A US foreign policy shift?
I am not a keen observer of U.S. domestic politics and, as such, am not very excited by the U.S. presidential campaign, but I happen to be in the U.S. (Stanford University in California) for a month that coincides with the presidential election campaign. So, I can not avoid following the details of the Barack Obama-Mitt Romney race. Still, I want to leave it to experts of U.S. politics to analyze the election campaign. As for me, it is a chance to follow the presidential debates on foreign policy more closely.
First of all, we need to acknowledge that the attack on the U.S. consulate in Benghazi and subsequent assassination of the U.S. ambassador to Libya has dealt a big blow to Obama at such a critical moment of the election campaign. Despite the efforts of the Obama camp to classify the matter as an issue of “national interest” that was not to be used for domestic political gain, the Democrats could not prevent the Libyan issue from becoming a focus for debate on foreign policy. The debate started with questions about the responsibility of the Obama administration for the security failure in Libya, but quickly evolved into a full-fledged criticism of the “Obama doctrine.” Obama was targeted by vice presidential candidate Paul Ryan for not naming and acknowledging the “terrorist attack” for the first two weeks.
Republicans claim that the problem, in fact, goes back to Obama’s Cairo speech in 2009, “in which he suggested that the tensions between America and the world’s Muslims are largely America’s fault.”
It’s nothing new for Republicans to use every opportunity to challenge Obama for being soft on “Islamic extremism.” Nevertheless, the Libyan case has given a golden opportunity to Republicans to “prove” their point and sound more convincing in the eyes of American voters without risking being labeled as being merely “hawkish.”
Obama, now, is being criticized for defining “America’s enemy not ideologically but institutionally as al-Qaeda and its affiliates” and for failing to realize the consequences of this approach. It means that even if Romney looses the election, the debate generated by the Libya attack will have a great impact on U.S. foreign policy concerning the Muslim world and particularly the Middle East.

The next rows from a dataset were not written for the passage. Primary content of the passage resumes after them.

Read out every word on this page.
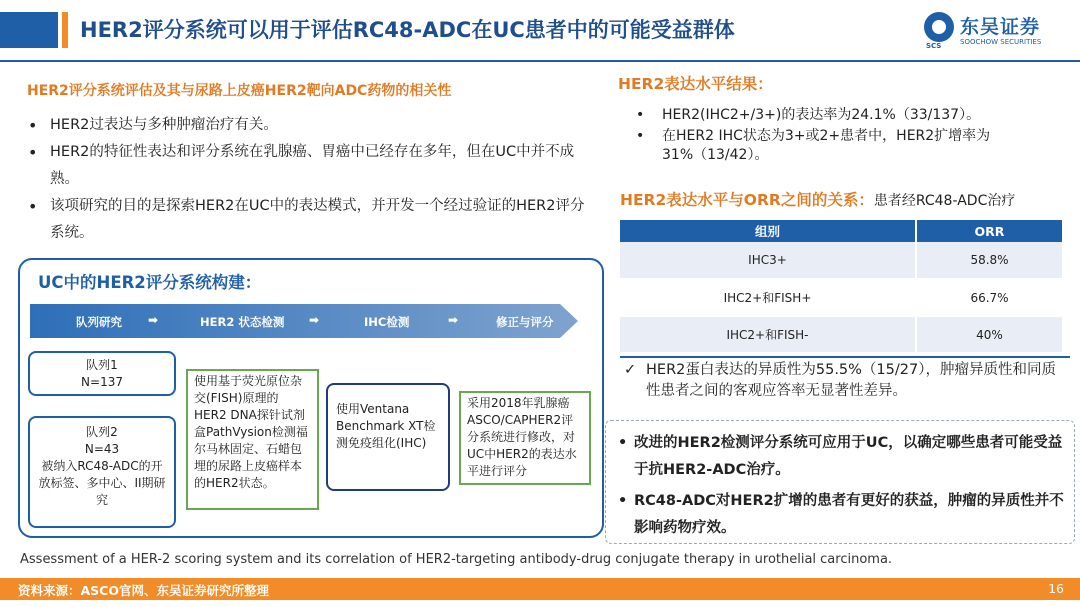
HER2评分系统可以用于评估RC48-ADC在UC患者中的可能受益群体	东吴证券
SOOCHOW SECURITIES
SCS
HER2评分系统评估及其与尿路上皮癌HER2靶向ADC药物的相关性
• HER2过表达与多种肿瘤治疗有关。
• HER2的特征性表达和评分系统在乳腺癌、胃癌中已经存在多年，但在UC中并不成熟。
• 该项研究的目的是探索HER2在UC中的表达模式，并开发一个经过验证的HER2评分系统。
UC中的HER2评分系统构建：
队列研究 ➡	HER2 状态检测 ➡	IHC检测	➡	修正与评分
队列1
N=137
队列2
N=43
被纳入RC48-ADC的开放标签、多中心、II期研究
使用基于荧光原位杂交(FISH)原理的HER2 DNA探针试剂盒PathVysion检测福尔马林固定、石蜡包埋的尿路上皮癌样本的HER2状态。
使用Ventana Benchmark XT检测免疫组化(IHC)
采用2018年乳腺癌ASCO/CAPHER2评分系统进行修改，对UC中HER2的表达水平进行评分
HER2表达水平结果：
• HER2(IHC2+/3+)的表达率为24.1%（33/137）。
• 在HER2 IHC状态为3+或2+患者中，HER2扩增率为31%（13/42）。
HER2表达水平与ORR之间的关系：患者经RC48-ADC治疗
组别	ORR
IHC3+	58.8%
IHC2+和FISH+	66.7%
IHC2+和FISH-	40%
✓ HER2蛋白表达的异质性为55.5%（15/27），肿瘤异质性和同质性患者之间的客观应答率无显著性差异。
• 改进的HER2检测评分系统可应用于UC，以确定哪些患者可能受益于抗HER2-ADC治疗。
• RC48-ADC对HER2扩增的患者有更好的获益，肿瘤的异质性并不影响药物疗效。
Assessment of a HER-2 scoring system and its correlation of HER2-targeting antibody-drug conjugate therapy in urothelial carcinoma.
资料来源：ASCO官网、东吴证券研究所整理	16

It seems that the U.S. and the Western world were already alarmed by the rise of Islamists in the aftermath of the so-called Arab Revolutions. I think that such concerns have already had a great impact on policy changes and resulted in the U.S. being more reluctant to get involved in the regime change process in Syria. I think that we will witness a shift in U.S. policies concerning the relations not only with the “extremists” but also with the so-called moderate Islamic forces and regimes in the region, regardless of who wins the election.